Neil Dickson made an extremely impressive onsight attempt. The route was dirty and difficult to follow, the climbing was hard and extremely serious. Four hours in to his ascent, Neil found himself high on the route, having passed the crux and facing one tricky move to reach easy ground. His protection was very poor, a tiny RP and a pencil-tip flake... then his foot slipped...
In reply to Jack Geldard - Editor - UKC:
Very impressive stuff! Great effort. Was Neil on the face for four hours?! Was there a rest ledge somewhere or a downclimb to the ground or something?
The best bit is John R making out like a football manager - 'the boy will have learned from that'. Plus Neil D sounding like an enthusiastic and slightly inarticulate beginner at Stanage. Strangely touching.
One for the Crow has a similar shot of Margins. Beautiful striations higher up the wall. Why isn't Aries famous? How many easy HVSses have positions like that?

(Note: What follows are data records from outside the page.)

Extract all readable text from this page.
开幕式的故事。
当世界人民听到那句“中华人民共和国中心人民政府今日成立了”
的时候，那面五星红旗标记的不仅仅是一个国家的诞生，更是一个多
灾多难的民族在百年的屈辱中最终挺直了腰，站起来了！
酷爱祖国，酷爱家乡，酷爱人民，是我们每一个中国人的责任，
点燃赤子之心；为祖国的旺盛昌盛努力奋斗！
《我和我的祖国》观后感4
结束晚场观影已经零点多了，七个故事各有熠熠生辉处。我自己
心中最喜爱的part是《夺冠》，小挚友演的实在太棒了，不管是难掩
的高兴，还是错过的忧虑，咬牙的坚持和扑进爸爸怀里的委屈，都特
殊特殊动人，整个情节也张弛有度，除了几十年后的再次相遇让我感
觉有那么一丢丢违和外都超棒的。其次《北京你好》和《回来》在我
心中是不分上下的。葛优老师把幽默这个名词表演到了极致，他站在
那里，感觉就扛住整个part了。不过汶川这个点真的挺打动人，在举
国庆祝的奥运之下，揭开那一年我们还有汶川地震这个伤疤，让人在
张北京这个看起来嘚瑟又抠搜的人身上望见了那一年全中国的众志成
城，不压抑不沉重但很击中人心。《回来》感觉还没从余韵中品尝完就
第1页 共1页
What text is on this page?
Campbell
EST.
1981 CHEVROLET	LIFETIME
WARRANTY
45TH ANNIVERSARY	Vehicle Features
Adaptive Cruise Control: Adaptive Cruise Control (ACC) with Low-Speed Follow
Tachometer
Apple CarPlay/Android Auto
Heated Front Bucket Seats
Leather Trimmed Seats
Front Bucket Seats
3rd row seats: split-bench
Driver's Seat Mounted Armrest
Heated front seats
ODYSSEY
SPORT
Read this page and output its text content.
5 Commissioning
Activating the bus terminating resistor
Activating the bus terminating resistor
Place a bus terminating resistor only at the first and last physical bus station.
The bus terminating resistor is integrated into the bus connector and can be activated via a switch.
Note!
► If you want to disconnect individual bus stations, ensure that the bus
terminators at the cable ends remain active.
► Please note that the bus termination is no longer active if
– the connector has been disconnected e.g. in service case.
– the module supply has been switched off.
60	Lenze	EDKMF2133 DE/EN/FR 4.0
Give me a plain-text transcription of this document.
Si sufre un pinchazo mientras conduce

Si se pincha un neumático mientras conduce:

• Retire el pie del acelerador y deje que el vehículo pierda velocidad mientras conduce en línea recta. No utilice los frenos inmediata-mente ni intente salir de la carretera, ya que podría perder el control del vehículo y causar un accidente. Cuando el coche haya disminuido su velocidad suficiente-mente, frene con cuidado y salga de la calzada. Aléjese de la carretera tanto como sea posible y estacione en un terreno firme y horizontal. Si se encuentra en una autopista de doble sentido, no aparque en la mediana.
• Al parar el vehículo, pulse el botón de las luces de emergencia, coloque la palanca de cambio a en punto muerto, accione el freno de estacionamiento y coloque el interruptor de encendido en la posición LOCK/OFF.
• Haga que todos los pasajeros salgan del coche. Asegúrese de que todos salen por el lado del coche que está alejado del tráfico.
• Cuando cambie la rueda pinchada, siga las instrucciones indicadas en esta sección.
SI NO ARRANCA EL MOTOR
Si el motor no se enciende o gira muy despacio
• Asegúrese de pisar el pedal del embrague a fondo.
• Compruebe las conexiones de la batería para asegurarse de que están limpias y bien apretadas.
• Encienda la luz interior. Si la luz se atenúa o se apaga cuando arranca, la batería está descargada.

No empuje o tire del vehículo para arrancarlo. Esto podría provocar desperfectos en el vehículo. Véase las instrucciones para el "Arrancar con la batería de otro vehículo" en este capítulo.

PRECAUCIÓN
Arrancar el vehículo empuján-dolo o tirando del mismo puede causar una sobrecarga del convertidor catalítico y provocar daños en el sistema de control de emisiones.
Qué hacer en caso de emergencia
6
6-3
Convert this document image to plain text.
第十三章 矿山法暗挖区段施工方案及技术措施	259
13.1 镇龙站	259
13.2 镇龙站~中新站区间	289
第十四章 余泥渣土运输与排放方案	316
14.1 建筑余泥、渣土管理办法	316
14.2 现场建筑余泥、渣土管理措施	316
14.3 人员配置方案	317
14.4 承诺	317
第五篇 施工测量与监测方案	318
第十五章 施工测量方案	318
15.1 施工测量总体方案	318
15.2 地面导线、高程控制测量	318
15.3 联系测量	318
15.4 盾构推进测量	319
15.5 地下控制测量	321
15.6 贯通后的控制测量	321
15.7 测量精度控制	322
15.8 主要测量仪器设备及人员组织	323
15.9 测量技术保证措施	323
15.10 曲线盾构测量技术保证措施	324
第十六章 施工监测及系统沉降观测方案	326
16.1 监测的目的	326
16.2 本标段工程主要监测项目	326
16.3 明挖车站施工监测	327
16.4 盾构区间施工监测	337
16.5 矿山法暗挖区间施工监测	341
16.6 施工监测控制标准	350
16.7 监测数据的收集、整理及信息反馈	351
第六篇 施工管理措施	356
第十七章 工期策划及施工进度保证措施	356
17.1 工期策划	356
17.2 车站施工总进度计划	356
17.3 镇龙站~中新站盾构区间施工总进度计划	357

This is dynamite, a real coup getting JR involved. His essay on Margins in ...and one for the crow is possibly my favourite piece of climbing writing. I can't help thinking my own meagre contribution to this film will be on the cutting room floor by now. Inspirational stuff, can't wait to see more!
Yes, must have added a definite resonance to the ascent.
Thought JR was looking pretty limber actually. He reminded me a bit of that famous photo in one of the SW guides of Keith Darbyshire, reclining on an elbow like that.
In reply to johncoxmysteriously: 'He reminded me a bit of that famous photo in one of the SW guides of Keith Darbyshire, reclining on an elbow like that'
A lion couchant I thought, to continue his animal simile.
In reply to Jack Geldard - Editor - UKC: This was really, really good. Very impressive tale really well told and excellent to have on the site. For me, climbing at far from these dizzying levels, this is the most awesome piece of climbing i have heard of in years. Great stuff!
I agree - super-inspirational. I haven't had anything on a web site or in a mag make my palms sweat like that for quite a while. Can't wait to see the film.
Totally agree with comments ref Redhead et al still representing the cutting edge of trad. Headpointing isn't traditional climbing - this sort of endeavour most certainly is.
People have commented that some of his routes like The Bells, The Bells or indeed even Margins... follow contrived lines. I just don't see this. When you drop a rope down a blank wall and head-point a route, often the most logical thing to do is top rope up in a straight line, ignoring easier possibilities. To me these are the contrived lines. Climbers like John would follow the easiest and most natural lines to climb from the ground and the result is a route that feels like the logical way to go when you're climbing it, not looking at it from a distance.
In reply to Silum: >not looking at it from a distance.
Or more to the point close up with blinkers.
Redhead after all did preinspect and rehearse moves as well just not extensively as has become commonplace (Dawes also) so I am not sure the straightening influence of the top rope per se has as much to do with it as an individuals eye for a line and imagination.
No one could argue that Redhead doesn't have a fervent imagination.
I don't kow what you're saying, but yes, especially when the easier possibilities have already been done as part of other routes or are trivial, then the logical thing to do is to ignore them (I would say after haivng climbed them first).
In reply to Paz: I wasnt saying anything, its a quote from the article. Im saying, if a route wanders its often accused of being contrived (recent arguments on rhapsody come to mind) but really they are just the immagination of the climber following the natural route...the straight up through blank rock for the sake of climbing straight up is imo contrived.